Example PostgreSQL configuration additions:

# postgresql.conf
shared_buffers = 256MB
work_mem = 16MB
maintenance_work_mem = 256MB
effective_cache_size = 1GB

Monitoring

Check Application Status

# View current configuration
uv run python -c "from src.config import Config; Config.print_settings()"
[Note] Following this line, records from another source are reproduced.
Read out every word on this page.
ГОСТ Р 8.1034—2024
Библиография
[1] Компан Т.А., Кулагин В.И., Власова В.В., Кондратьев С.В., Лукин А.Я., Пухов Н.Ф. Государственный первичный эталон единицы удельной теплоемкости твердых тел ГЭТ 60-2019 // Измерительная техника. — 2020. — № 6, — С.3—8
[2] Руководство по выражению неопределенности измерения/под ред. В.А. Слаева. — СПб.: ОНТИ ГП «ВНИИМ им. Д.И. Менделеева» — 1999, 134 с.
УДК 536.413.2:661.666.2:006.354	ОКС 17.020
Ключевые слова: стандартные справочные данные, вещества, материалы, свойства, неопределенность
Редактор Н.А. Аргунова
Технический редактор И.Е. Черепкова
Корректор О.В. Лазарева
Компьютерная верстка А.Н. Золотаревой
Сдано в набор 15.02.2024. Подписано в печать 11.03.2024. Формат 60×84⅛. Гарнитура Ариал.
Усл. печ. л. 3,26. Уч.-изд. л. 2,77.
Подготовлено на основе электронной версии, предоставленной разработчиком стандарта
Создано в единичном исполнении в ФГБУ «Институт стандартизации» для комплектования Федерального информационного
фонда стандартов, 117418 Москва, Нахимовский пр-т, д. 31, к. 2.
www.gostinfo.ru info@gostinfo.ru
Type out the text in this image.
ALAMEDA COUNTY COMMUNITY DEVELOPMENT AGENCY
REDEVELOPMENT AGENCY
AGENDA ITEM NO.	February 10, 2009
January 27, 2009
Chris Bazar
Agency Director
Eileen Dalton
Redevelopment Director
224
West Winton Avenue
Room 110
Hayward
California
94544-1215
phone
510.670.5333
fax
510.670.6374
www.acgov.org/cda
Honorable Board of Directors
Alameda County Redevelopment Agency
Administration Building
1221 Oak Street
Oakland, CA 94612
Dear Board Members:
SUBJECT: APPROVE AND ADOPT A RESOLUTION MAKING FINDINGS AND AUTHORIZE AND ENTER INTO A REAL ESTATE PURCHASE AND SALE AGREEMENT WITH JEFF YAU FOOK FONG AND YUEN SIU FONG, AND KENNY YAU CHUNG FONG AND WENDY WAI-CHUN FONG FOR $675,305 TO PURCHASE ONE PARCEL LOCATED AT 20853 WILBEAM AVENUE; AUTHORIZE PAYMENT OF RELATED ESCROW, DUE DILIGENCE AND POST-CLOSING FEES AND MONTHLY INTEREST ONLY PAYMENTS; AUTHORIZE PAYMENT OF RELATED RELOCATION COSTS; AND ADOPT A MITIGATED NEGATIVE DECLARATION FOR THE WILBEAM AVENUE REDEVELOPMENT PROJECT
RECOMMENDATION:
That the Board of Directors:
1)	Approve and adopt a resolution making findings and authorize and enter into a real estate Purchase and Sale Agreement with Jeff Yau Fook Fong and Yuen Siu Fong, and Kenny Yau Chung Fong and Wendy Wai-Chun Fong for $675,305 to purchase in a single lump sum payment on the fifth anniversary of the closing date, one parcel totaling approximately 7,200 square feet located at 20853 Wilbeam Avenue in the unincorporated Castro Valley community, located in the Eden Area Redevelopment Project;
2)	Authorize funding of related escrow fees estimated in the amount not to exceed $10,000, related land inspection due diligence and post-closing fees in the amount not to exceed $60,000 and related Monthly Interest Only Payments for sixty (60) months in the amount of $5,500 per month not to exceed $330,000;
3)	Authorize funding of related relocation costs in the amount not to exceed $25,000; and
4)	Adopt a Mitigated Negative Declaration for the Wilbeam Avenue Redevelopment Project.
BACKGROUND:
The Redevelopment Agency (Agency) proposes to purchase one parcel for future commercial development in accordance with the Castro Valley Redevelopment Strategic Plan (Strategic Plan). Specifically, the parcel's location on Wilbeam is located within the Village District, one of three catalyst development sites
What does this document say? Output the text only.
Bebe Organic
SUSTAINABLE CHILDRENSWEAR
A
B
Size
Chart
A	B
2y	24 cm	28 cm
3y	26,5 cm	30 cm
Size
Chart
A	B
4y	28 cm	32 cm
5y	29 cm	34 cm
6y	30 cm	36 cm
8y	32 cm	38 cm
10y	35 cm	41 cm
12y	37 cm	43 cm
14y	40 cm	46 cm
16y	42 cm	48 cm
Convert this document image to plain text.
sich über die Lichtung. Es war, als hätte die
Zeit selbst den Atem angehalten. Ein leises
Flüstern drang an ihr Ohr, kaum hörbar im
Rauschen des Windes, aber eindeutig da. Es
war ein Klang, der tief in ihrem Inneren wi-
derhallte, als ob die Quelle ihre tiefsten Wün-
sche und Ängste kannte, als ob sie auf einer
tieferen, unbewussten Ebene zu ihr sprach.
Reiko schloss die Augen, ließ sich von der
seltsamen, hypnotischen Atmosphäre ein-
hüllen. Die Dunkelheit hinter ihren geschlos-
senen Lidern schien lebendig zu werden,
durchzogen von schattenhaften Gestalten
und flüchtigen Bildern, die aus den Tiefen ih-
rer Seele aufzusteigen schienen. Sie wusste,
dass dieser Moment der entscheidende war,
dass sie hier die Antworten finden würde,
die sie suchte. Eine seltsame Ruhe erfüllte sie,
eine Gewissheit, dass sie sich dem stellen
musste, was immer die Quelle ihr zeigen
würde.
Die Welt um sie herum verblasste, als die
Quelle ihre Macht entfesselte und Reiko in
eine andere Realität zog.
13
# Test database connection
make test-postgres

# Check latest data
psql "postgresql://user:pass@host:5432/water_monitoring" -c "SELECT COUNT(*) FROM water_measurements;"

PostgreSQL Monitoring

Connect directly to check database status:

# Connect to database
psql "postgresql://username:password@host:5432/water_monitoring"

# Check table sizes
\dt+

# View latest measurements
SELECT * FROM latest_measurements LIMIT 10;

# Check data quality
SELECT issue_type, COUNT(*) FROM data_quality_log
WHERE created_at > NOW() - INTERVAL '24 hours'
GROUP BY issue_type;

Backup and Maintenance

Backup Database

# Full backup
pg_dump "postgresql://user:pass@host:5432/water_monitoring" > backup.sql

# Data only
pg_dump --data-only "postgresql://user:pass@host:5432/water_monitoring" > data_backup.sql

Restore Database

# Restore full backup
psql "postgresql://user:pass@host:5432/water_monitoring" < backup.sql

# Restore data only
psql "postgresql://user:pass@host:5432/water_monitoring" < data_backup.sql

Regular Maintenance

Set up regular maintenance tasks:

-- Update table statistics (run weekly)
ANALYZE;

-- Reclaim disk space (run monthly)
VACUUM;

-- Reindex tables (run quarterly)
REINDEX DATABASE water_monitoring;

Next Steps

  1. Set up monitoring and alerting
  2. Configure data retention policies
  3. Set up automated backups
  4. Implement connection pooling if needed
  5. Configure SSL for production use

For more advanced configuration, see the PostgreSQL documentation.